Mark Kramer spent 3 decades as a writer-in residence at Smith College, Boston University and Harvard’s Nieman Foundation. He also enjoyed a storied career as a book and magazine writer, editor, speaker and consultant.
Mark has not lived in Westport since graduating from Staples High School in 1961. But — as an alert “06880” reader — he notes from afar that “the Saugatuck (Cribari) Bridge is threatened by traffic and time.”
It meant a lot to his childhood — and the town. In 2018, he had an idea for the Cribari Bridge. Following the state Department of Transportation’s recent decision to build a new bridge — or hand it over to the town, which would be responsible for its repair, maintenance and upkeep — Mark revisits that idea. He writes:
The bridge over the Saugatuck is dear to me.
I rode across it every evening — in my pajamas, for quite a stretch — fetching my father (Sidney Kramer, of Save Westport Now and The Remarkable Bookshop) from the 6:12 back from Manhattan.
I fished from it, and kept a dinghy in the swamp grass almost beneath it when I was older.
I watched a crack crew of guys who worked in Saugatuck crank it open with manpower to let boats pass. It’s a human-sized bridge, an amenity to a town where people can still encounter one another on the streets and nod and chat.

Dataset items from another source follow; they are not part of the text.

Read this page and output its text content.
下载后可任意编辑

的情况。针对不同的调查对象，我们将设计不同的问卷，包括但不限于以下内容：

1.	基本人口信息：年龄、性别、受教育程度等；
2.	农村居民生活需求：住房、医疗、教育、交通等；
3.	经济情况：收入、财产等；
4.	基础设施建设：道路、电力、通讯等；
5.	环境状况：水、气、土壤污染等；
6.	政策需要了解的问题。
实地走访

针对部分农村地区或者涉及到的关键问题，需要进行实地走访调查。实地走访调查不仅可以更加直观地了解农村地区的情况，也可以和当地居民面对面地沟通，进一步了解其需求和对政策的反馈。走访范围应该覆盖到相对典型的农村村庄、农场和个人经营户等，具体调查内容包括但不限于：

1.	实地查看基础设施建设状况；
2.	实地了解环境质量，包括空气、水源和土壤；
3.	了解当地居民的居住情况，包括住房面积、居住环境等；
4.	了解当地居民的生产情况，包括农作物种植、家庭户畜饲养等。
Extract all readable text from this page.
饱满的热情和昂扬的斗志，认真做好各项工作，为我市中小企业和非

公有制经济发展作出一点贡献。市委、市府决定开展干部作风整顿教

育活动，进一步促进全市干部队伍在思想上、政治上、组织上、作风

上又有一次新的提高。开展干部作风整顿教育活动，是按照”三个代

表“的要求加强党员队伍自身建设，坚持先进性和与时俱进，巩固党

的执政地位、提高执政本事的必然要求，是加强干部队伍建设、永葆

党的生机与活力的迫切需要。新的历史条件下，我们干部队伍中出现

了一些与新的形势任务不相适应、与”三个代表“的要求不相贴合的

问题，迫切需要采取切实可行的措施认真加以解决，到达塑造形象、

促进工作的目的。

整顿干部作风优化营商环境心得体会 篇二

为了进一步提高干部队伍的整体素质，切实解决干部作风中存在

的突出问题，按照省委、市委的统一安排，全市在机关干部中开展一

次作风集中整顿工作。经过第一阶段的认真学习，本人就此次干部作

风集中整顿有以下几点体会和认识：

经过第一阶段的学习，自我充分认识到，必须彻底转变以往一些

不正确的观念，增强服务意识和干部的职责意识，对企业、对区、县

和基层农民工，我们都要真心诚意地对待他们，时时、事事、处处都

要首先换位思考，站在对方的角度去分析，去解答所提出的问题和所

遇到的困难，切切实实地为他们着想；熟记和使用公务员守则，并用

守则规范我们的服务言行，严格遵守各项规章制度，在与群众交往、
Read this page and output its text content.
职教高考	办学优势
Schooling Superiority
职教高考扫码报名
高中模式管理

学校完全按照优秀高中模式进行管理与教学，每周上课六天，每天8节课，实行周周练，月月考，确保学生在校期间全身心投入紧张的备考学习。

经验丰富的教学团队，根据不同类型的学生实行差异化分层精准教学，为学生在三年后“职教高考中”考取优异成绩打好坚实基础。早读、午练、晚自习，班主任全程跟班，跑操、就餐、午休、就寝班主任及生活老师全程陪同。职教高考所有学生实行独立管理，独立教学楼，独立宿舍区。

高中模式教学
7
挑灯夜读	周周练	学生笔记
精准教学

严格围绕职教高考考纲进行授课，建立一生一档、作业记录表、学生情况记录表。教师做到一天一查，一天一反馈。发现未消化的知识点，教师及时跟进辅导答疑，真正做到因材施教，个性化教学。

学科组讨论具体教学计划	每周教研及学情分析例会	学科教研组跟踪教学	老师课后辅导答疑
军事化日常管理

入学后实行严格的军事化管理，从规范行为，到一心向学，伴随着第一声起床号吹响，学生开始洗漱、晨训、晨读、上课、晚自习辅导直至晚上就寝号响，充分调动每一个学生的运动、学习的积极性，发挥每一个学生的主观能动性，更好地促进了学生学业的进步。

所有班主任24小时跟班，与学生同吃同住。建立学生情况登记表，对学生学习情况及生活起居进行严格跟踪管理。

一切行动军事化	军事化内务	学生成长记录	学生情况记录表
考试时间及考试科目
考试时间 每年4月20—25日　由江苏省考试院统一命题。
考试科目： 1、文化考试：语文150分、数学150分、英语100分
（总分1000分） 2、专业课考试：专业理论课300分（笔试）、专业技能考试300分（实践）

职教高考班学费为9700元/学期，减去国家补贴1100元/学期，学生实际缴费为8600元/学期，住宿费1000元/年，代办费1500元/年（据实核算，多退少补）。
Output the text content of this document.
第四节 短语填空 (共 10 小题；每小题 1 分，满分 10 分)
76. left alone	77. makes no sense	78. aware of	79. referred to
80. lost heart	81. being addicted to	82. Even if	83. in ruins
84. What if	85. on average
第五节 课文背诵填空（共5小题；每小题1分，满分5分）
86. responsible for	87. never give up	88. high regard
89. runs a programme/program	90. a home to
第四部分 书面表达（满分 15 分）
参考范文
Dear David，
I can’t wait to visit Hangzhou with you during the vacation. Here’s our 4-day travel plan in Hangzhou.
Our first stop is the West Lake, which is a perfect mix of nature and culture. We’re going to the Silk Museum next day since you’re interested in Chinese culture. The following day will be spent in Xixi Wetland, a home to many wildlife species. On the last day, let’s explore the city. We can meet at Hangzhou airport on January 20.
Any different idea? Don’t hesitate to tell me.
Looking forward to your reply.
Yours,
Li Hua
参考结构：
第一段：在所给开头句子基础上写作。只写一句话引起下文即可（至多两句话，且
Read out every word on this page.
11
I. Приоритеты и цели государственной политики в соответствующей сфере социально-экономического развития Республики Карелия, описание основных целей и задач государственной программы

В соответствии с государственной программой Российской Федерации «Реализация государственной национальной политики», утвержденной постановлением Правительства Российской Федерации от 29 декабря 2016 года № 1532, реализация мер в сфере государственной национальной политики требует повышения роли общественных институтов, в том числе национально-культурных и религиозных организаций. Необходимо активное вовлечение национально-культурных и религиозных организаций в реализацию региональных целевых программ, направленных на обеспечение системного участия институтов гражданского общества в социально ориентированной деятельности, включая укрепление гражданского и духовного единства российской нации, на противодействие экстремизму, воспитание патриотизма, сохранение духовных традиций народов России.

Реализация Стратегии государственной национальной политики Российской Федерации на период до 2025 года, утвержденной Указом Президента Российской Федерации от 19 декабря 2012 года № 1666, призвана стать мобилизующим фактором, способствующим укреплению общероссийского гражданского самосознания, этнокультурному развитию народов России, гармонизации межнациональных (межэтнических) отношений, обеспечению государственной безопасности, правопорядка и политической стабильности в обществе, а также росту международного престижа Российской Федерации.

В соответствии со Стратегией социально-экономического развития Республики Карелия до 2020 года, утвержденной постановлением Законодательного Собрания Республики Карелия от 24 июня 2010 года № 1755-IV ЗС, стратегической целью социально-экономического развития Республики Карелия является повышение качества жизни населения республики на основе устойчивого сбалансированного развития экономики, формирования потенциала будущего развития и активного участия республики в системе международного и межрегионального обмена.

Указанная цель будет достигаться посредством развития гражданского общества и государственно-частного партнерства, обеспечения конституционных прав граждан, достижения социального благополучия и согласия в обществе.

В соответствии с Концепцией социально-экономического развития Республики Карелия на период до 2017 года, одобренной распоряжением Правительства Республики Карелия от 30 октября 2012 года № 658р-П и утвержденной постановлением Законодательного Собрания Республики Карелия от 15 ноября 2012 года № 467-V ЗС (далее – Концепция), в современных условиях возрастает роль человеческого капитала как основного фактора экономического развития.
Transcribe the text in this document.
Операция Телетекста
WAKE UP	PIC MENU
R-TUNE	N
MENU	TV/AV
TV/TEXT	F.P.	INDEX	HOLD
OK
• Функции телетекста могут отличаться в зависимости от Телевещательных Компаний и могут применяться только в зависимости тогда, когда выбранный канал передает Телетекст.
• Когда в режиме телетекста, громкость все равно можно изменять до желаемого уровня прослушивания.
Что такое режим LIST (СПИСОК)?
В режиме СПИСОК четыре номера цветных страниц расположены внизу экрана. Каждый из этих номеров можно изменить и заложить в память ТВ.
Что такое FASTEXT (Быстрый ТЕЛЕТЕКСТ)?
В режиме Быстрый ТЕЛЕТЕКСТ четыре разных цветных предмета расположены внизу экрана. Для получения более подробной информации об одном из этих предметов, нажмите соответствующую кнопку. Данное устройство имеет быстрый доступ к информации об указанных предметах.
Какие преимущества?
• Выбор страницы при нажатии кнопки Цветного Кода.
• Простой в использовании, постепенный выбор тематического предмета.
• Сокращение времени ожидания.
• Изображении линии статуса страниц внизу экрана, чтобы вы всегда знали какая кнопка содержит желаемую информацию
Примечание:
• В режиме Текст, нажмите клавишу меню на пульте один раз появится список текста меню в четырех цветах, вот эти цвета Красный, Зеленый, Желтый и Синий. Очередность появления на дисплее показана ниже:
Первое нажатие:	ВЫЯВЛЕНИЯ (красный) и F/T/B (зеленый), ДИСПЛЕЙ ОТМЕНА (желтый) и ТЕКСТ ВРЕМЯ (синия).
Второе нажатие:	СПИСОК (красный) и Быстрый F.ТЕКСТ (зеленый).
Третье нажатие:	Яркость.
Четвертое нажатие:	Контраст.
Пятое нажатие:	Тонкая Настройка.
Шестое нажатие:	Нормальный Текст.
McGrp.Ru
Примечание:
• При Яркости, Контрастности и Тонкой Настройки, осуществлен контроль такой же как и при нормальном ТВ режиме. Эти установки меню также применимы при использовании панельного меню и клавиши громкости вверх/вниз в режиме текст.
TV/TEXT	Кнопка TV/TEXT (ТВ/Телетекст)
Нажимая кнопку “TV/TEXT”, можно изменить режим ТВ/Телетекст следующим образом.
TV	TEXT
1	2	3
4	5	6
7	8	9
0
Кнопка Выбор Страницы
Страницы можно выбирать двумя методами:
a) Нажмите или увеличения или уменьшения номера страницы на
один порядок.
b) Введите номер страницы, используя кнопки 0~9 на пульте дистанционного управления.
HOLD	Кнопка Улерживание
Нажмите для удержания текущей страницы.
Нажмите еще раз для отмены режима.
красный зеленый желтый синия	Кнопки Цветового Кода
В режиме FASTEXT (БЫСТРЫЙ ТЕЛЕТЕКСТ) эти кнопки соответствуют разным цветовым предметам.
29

I lived for a long time in north-central Massachusetts near Shelburne Falls. There was a trolley bridge over the Deerfield River, and trollies went obsolete. The cement-arched bridge languished for a while.
Then in the ’70s, a visionary group of merchants and neighbors planted it with flowers. It was a hobby at first, but soon enough turned into a business-attracting phenomenon, lavishly planted with a sequence of blooming plants so that from May through October, it now (until a year ago, and starting up again, one hopes, this summer, as the COVID crisis gives way to vaccines and good habits) attracts crowds.
They support some good restaurants, craft shops and clothing stores. Westport is less rural, and more vigorously entrepreneurial, and it’s not hard to imagine a development of the Cribari bridge in its own right–perhaps flowers, perhaps eateries, a bandstand, food stalls, and flowers too.
If this intrigued the right group of Westporters, a trip up there would certainly set imaginations going. A committee of neighbors keeps it going, and they’d be glad to share their experience.